Following complex production, our technicians carry out an array of rigorous conformity and compliance checks to ensure that the product has been produced in line with the most exacting aerospace standards.

Visible in this video is a coordinate measuring machine (CMM), which precisely measures the dimensions of the manufactured part, using a computer-controlled probe to capture 3D data.

Testing

After passing initial inspection, the part then moves on to non-destructive testing (NDT). This is conducted in a dedicated in-house facility for fluorescent penetrant testing, which can expose any surface-breaking defects on produced parts and components.

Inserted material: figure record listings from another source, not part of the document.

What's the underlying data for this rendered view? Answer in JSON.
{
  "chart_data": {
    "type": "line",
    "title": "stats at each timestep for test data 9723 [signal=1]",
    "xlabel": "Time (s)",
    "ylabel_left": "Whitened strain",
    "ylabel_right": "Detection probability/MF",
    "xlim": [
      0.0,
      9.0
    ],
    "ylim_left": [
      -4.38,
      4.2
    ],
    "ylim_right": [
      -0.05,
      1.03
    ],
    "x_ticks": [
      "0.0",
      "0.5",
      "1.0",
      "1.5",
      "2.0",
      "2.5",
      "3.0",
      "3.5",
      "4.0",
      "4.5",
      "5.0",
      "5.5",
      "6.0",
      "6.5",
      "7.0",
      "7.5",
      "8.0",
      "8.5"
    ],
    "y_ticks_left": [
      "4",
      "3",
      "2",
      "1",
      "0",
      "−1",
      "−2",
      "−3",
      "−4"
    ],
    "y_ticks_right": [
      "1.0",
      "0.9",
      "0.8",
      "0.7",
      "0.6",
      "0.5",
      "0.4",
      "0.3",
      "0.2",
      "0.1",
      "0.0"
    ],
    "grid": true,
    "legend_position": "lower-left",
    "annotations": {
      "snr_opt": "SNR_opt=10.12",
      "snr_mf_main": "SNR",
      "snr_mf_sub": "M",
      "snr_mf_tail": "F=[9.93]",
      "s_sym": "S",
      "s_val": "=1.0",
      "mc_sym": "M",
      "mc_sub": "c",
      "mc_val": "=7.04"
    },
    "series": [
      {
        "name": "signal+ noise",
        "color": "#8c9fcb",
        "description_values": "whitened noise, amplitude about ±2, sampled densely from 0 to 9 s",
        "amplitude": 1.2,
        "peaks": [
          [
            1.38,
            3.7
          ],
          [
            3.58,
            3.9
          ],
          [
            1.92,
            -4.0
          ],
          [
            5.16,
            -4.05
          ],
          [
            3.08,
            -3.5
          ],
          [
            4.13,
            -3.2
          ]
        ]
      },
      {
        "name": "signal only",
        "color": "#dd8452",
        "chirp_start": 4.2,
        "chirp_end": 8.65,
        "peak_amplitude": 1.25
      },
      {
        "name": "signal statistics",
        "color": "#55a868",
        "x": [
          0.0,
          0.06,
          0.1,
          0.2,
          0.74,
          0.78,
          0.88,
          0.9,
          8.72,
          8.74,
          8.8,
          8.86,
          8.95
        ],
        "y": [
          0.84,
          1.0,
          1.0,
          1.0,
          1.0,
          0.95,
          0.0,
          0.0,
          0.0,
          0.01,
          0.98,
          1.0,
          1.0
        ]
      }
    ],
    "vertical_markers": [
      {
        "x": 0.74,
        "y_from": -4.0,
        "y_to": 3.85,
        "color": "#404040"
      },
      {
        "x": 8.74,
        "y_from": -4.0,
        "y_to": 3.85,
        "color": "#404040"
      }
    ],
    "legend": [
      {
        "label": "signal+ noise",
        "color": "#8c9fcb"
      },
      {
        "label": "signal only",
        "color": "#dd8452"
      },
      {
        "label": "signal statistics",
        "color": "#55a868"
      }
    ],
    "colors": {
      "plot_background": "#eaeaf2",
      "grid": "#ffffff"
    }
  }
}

If needed, Marshall’s manufacturing team also has access to a broader range of aerospace NDT capabilities across the business, including magnetic testing, eddy current testing, ultrasonic testing, and radiography.

Treatment and coatings

Once the part is confirmed to be free of surface defects, it undergoes surface treatment and coatings – in this case, chromic and sulphuric anodising.

A number of additional treatments can be carried out as needed, including heat treatment, surface treatment, chromate conversion coating, and CRS passivation. All of these help to make products fit for purpose, protecting them from corrosion and enhancing their useful lifespan.

Once this is complete, the part is painted thoroughly in the facility’s dedicated paint room.

Final assembly

Having been through machining, inspection, treatment and paint, the remaining stage in the process is to assemble the product ahead of delivery.

Depending on the customer’s needs, Marshall Aerospace can carry out complex structural and electrical assembly to standards required for critical airborne components.

The assembled product then receives a final inspection and is cleared for delivery.

Installation

The finished part is delivered to Marshall Aerospace’s Advanced Manufacturing Solutions facility, which provides third-party complex subsystem assembly for some of the world’s leading aerospace and defence businesses.

The product is kept in inventory until the time comes to install it inside a Boeing P-8 auxiliary fuel tank. This completes a process by which, over a matter of days, several pieces of raw metal have now been transformed into a certified flight-ready part.